Jason Goodwin muses on economics, Stonehenge and social media.
Think small: it’s more beautiful. Years ago, I was chased around a dining table in Shad Thames by a feisty publisher called Anthony Blond, one of the last of a generation who believed in three-bottle lunches and flying by the seat of his pants. I was rescued only by the timely arrival of his wife.
Blond published Simon Raven and Jennifer Patterson, Jean Genet and Harold Robbins, but perhaps his finest moment came when he accepted a dog-eared manuscript called Homecomers: Economics as if People Mattered and published it, instead, under the title Small is Beautiful.
Small, too, was the response, until Governor Jerry Brown of California got hold of a copy and passed it to Jimmy Carter, who subsequently invited its author, E. F. Schumacher, to the White House. The book took off, on both sides of the Atlantic, and made Blond a great deal of money.
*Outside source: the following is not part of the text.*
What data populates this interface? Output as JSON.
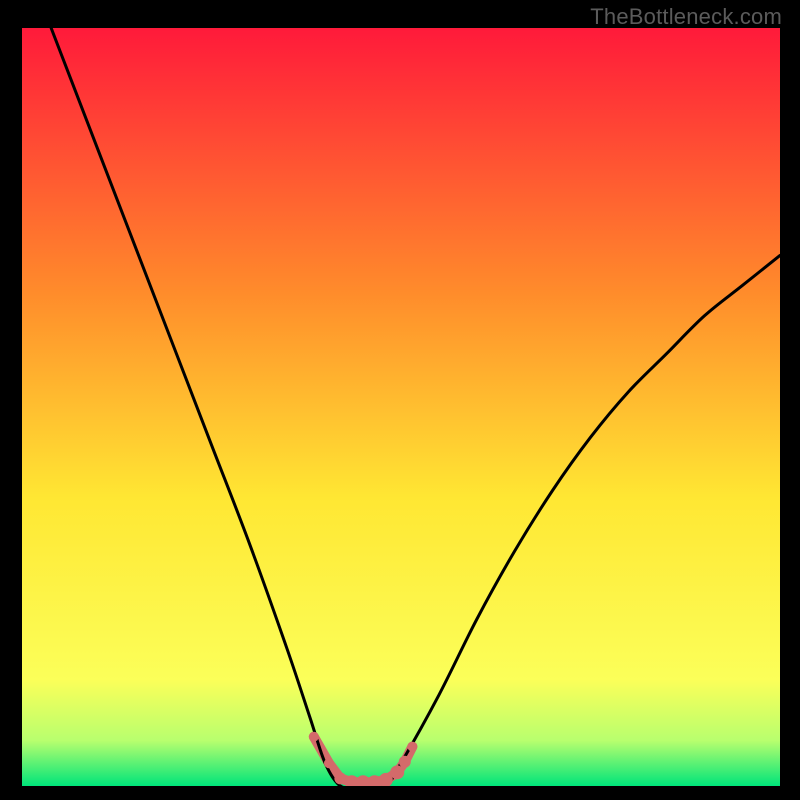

I thought of him again last week. Walking through the fog, following a footpath above a nearby village, I came across two JCB diggers scooping up earth and chalk. They were lifting it from one side and depositing it on the other, observed by eight men in hard hats and hi-vis jackets. The scene was one of desolation. The men and diggers were burying a set of power lines that had previously been carried on pylons.
A raw strip of excavated ground, several hundred feet wide, fenced and lined with granite chippings, trailed away in each direction, as far as the eye could see.
“I don’t think it’s a coincidence that a few years ago, over the hill from Stonehenge, the A303 was pumped up into a multi-lane carriageway lined with fast-food joints, car parks, petrol stations and prefabricated hangars”
In the village itself, several new roads, with traffic lights and boxy container offices, have been built to sustain the project; emergency archaeology has been performed; people with clipboards and iPads are employed in monitoring roles. The landscape has been churned over, but will then be returned, we are assured, to a pristine state as soon as the pylons have been dismantled.
It reminds me of that section of the A303 that goes right past Stonehenge, which the authorities intend to put into a four-lane tunnel. I don’t think it’s a coincidence that a few years ago, over the hill from Stonehenge, the A303 was pumped up into a multi-lane carriageway lined with fast-food joints, car parks, petrol stations and prefabricated hangars, promoting itself without a whiff of shame or irony as the Solstice Park, the lights of which can be seen glowing at night from the edge of the ancient stone circle.
Having seen the swathe of dereliction cut through the Dorset hills to bury a few cables, I can only imagine what the Stonehenge tunnel will then do to Wiltshire’s sacred landscape, without solving the traffic jams. Ditto HS2, to be dug as wide as the pitch at Wembley all the way from London to Birmingham and beyond. What gets lost will be forever lost, whereas the pylons, cars and high-speed trains may be rendered obsolete overnight by some invention as yet unseen.
This pandemic has swept us all up in Grands Projets of statistics and control. The NHS is a wheezing behemoth. Amazon is a monopoly. Issigonis’s Mini has been reborn on steroids. Government is too centralised and so is the Church of England. The EU is so big and out of touch that I expect it to collapse in my lifetime. Mass tourism is what kills the thing it loves. Social media, data mining, troll farms and the Internet of Things are all outsized and doomed. I sometimes have my doubts about Christmas, but, happily, there is only a tiny baby at the heart of it.